Decisions bridges the gap between research and action. After gathering intelligence in your workspace (market reports, competitor analyses, trend data), you use the Decisions tab to formally record what you've decided and why. Each decision captures the question, the chosen action, the supporting evidence, and (later) the outcome.

Why It Matters

Creates accountability — decisions are logged with timestamps, authors, and supporting evidence
Institutional memory — when team members leave or rotate, the rationale behind past decisions is preserved
Outcome tracking — compare what you expected to happen with what actually happened, improving future decision quality
Stakeholder alignment — share the Decisions view so leadership can see the data backing each strategic choice
Audit-ready — for regulated industries, having a documented decision trail is a compliance asset

How to Record a Decision

1

Switch to the Decisions tab

Inside your workspace, click the "Decisions" tab (next to Canvas and Report). You'll see a timeline of past decisions or an empty state if none exist yet.

2

Create a new decision

Click "New Decision" and fill in the decision question (e.g., "Should we partner with ChargePoint for EU deployment?"), the chosen action, and your reasoning.

3

Link supporting evidence

Reference specific intelligence nodes from your canvas — the AI can auto-suggest relevant nodes based on the decision topic.

4

Track the outcome later

When results come in, return to the decision and add an Outcome node — what happened, whether it matched expectations, and lessons learned.

Decision Record — Example
Decision: Enter EU EV Charging Market via France First

Recorded Apr 12, 2026 · Linked to 4 intelligence nodes

Question: Which EU market should we enter first for EV charging infrastructure?

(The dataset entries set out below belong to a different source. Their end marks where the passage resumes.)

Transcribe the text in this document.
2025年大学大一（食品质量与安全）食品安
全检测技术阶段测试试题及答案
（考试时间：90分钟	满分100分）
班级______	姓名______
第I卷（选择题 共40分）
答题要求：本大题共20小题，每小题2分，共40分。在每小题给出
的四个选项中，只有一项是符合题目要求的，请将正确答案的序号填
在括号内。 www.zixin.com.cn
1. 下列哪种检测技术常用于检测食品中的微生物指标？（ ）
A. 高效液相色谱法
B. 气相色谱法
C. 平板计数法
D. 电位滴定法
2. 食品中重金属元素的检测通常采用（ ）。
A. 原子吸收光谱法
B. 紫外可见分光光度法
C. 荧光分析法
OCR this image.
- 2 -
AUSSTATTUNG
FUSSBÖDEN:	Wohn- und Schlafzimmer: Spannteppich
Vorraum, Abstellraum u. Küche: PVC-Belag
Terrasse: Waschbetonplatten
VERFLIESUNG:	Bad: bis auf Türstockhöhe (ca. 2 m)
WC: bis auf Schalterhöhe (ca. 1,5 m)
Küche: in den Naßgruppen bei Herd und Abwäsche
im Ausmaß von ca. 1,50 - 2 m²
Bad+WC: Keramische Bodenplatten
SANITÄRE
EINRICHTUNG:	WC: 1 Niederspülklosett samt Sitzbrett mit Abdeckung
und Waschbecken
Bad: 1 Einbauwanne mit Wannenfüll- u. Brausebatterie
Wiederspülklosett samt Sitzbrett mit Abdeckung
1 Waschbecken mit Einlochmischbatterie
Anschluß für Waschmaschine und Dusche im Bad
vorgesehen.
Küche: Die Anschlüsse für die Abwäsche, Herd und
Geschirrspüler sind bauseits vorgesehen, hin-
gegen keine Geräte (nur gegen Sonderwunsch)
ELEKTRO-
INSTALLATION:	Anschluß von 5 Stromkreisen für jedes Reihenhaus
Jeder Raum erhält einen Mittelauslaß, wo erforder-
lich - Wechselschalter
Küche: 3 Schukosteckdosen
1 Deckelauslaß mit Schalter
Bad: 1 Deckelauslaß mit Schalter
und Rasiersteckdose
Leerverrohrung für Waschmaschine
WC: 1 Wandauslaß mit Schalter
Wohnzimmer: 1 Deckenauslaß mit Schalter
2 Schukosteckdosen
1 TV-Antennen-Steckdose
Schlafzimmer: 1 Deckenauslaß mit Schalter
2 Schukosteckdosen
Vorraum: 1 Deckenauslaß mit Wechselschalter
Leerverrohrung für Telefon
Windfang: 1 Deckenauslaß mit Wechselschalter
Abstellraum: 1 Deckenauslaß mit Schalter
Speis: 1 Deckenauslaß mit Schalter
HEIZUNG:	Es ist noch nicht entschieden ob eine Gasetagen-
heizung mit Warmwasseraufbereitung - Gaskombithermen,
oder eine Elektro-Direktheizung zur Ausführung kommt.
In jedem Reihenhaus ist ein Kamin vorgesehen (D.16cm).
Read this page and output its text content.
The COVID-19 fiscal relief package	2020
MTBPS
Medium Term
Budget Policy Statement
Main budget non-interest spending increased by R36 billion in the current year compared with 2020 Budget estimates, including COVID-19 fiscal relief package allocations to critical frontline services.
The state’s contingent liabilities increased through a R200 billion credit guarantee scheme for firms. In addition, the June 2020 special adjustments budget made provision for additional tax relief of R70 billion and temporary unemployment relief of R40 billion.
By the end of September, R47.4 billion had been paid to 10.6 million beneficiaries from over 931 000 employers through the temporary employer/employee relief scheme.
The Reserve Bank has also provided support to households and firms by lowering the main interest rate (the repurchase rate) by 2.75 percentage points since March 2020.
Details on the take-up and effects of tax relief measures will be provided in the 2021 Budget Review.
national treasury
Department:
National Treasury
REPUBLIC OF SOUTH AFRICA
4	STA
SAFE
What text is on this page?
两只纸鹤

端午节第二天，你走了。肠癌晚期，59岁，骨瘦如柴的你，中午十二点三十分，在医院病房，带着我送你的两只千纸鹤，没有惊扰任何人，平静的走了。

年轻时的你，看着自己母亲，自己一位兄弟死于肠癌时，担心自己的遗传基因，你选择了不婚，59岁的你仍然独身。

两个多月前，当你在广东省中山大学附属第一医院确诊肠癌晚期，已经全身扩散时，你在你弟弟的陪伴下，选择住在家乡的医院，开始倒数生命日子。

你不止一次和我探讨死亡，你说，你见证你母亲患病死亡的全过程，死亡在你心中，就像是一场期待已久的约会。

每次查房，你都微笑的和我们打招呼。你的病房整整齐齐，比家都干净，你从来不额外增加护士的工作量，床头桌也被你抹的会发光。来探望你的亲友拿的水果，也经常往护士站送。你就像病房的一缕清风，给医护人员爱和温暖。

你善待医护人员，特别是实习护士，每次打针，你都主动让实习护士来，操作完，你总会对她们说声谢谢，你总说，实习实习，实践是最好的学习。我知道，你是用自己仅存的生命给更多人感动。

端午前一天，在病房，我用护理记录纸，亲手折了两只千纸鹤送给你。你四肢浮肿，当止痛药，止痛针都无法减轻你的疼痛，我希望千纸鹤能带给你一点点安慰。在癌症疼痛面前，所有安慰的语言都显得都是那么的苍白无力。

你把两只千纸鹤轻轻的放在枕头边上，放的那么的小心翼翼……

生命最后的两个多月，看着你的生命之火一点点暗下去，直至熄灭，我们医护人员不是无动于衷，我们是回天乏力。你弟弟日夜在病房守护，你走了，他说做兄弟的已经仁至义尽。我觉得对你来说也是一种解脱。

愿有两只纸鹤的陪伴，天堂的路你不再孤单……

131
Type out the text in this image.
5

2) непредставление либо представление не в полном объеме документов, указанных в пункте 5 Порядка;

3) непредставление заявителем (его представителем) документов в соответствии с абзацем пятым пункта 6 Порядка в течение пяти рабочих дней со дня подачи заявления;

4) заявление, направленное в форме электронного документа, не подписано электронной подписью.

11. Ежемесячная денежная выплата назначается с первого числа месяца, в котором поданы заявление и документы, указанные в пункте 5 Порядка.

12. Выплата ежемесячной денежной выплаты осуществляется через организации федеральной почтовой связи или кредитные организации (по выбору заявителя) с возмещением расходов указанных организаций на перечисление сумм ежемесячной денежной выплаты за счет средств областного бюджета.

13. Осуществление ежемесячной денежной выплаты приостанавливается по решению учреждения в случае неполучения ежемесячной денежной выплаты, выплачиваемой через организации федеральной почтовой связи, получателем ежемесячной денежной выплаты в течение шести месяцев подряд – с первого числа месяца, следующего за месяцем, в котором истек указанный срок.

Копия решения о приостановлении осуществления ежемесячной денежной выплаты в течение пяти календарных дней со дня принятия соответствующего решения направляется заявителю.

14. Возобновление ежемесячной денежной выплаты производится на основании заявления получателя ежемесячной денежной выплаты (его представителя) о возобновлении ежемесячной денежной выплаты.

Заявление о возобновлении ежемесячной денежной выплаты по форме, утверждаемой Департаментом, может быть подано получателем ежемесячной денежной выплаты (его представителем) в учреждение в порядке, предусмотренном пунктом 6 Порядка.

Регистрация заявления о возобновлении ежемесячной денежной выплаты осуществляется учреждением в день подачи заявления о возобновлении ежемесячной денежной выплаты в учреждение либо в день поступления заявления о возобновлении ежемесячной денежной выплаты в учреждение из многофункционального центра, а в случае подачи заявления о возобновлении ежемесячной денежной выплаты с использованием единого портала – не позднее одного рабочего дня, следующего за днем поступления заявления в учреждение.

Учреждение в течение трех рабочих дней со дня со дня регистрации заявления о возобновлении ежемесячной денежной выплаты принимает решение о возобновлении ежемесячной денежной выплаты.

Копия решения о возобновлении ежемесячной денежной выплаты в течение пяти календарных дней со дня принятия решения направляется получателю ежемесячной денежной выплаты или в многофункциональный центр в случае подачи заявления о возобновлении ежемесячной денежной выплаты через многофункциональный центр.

Action: Begin with France — highest government subsidy (60% coverage), fastest-growing search demand, and lower competition density than Germany.

Key Evidence:

  • Market Report: France EV subsidies cover 60% of installation costs vs 40% in Germany
  • SEO Audit: "borne de recharge" queries up 280% YoY
  • Competitor Analysis: Only 2 major players in France vs 5 in Germany
  • Trend Report: EU Fit-for-55 mandates accelerating 2027 deadline
Outcome: Positive (added 6 months later)

France launch exceeded targets by 15%. Subsidy coverage reduced time-to-breakeven from 24 months to 14 months. Decision to enter Germany next in Q1 2027.

Pro Tip
Record decisions as soonas you make them — not weeks later from memory. The quality of your rationale documentation degrades rapidly with time. Even a two-sentence "why" captured in the moment is more valuable than a detailed post-hoc rationalization.